Since the acquisition of independence the right to possess private property was rehabilitated. Business and entrepreneurship, formerly regarded as the distinctive features of a capitalist economy, were backed by the state and rapidly turned into a pivotal sector of the national economy and the main source of increases in the population’s employment and income rates. For now those engaged in this sector create some 57 per cent of the country’s GDP. More than 77 per cent of Uzbek citizens carrying out economic activity work there.

Addressing the participants in the grand meeting dedicated to the 23rd anniversary of the Republic’s Constitution, the Uzbek leader stressed: “We have every reason to claim that 2016 and the years to come will constitute an even more crucial stage in the processes of further intensification and increase in the efficiency of ongoing reforms. It will cover the implementation of deep qualitative restructuring in the economy; the rapid development of private property and entrepreneurship and protection of the interests of proprietors and business people; the formation of new corporate organizations; a further reduction of the state’s share in the national economy; the attraction of larger volumes of foreign investments and creation of all necessary prerequisites and preferences to secure this objective.

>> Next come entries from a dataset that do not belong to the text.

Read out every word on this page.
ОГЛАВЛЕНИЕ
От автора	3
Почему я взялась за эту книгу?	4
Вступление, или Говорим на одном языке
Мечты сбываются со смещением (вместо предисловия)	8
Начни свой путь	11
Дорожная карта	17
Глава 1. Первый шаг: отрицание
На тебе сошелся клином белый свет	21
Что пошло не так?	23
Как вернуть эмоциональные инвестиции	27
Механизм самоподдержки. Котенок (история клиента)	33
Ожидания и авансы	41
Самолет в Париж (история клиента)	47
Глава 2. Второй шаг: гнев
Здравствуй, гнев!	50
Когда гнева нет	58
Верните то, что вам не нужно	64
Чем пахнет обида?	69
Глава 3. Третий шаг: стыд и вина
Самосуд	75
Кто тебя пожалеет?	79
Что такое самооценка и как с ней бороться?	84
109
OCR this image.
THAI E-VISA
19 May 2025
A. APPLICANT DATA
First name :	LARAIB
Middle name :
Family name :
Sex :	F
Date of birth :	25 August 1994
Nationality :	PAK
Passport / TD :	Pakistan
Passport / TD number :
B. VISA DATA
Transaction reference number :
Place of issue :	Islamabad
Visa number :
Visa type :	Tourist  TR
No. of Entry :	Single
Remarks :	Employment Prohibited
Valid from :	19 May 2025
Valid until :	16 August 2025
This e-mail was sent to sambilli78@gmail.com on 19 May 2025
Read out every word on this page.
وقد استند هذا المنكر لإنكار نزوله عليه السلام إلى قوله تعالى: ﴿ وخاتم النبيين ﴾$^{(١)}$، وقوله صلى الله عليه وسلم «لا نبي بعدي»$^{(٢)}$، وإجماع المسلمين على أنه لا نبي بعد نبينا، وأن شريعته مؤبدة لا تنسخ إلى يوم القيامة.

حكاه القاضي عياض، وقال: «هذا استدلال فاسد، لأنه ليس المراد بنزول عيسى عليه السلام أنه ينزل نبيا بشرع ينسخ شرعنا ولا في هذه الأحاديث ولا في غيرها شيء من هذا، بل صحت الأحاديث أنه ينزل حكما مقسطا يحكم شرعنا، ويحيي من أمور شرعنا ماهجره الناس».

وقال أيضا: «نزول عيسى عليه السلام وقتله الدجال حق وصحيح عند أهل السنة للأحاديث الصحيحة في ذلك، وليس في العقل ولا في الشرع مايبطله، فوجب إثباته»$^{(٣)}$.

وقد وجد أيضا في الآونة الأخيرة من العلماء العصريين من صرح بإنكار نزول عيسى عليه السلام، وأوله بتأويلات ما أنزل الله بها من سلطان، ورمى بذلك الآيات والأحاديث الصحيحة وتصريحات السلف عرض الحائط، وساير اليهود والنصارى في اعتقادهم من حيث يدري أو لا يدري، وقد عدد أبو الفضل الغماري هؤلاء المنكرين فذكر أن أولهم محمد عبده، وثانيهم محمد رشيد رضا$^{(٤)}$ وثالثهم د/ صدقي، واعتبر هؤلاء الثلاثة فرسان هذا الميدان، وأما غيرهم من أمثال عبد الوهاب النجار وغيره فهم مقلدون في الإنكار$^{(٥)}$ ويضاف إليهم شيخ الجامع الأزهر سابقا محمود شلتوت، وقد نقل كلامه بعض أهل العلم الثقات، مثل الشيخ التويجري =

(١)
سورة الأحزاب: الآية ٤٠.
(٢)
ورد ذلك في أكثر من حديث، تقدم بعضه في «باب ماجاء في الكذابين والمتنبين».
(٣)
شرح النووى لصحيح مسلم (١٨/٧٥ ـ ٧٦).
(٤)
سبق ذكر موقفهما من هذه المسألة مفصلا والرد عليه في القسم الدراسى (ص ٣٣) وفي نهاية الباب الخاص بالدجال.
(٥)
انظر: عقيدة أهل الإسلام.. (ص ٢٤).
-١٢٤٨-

A given Presidential thesis is, in essence, a kind of state policy and strategy of economic development for both the present and the future, which rests, above all, on the vast reserves of minerals, large production capacities and considerable manpower resources available in the country. According to the existing economic calculations, Uzbekistan’s potential in the field of natural resources and raw materials is estimated at more than US $3 trillion. The Republic is one of the world’s ten top countries by the amount of known reserves of mineral resources. The economic model elaborated by the Uzbek leader is aimed not only at exploiting its mineral wealth in the most zealous way, but also at ensuring its preservation for future generations. The Republic of Uzbekistan is not only a state with the great future; it is a state with the rich present, which creates public tranquility, the population’s confidence in prosperous everyday life and their trust in the reforms carried out nationwide.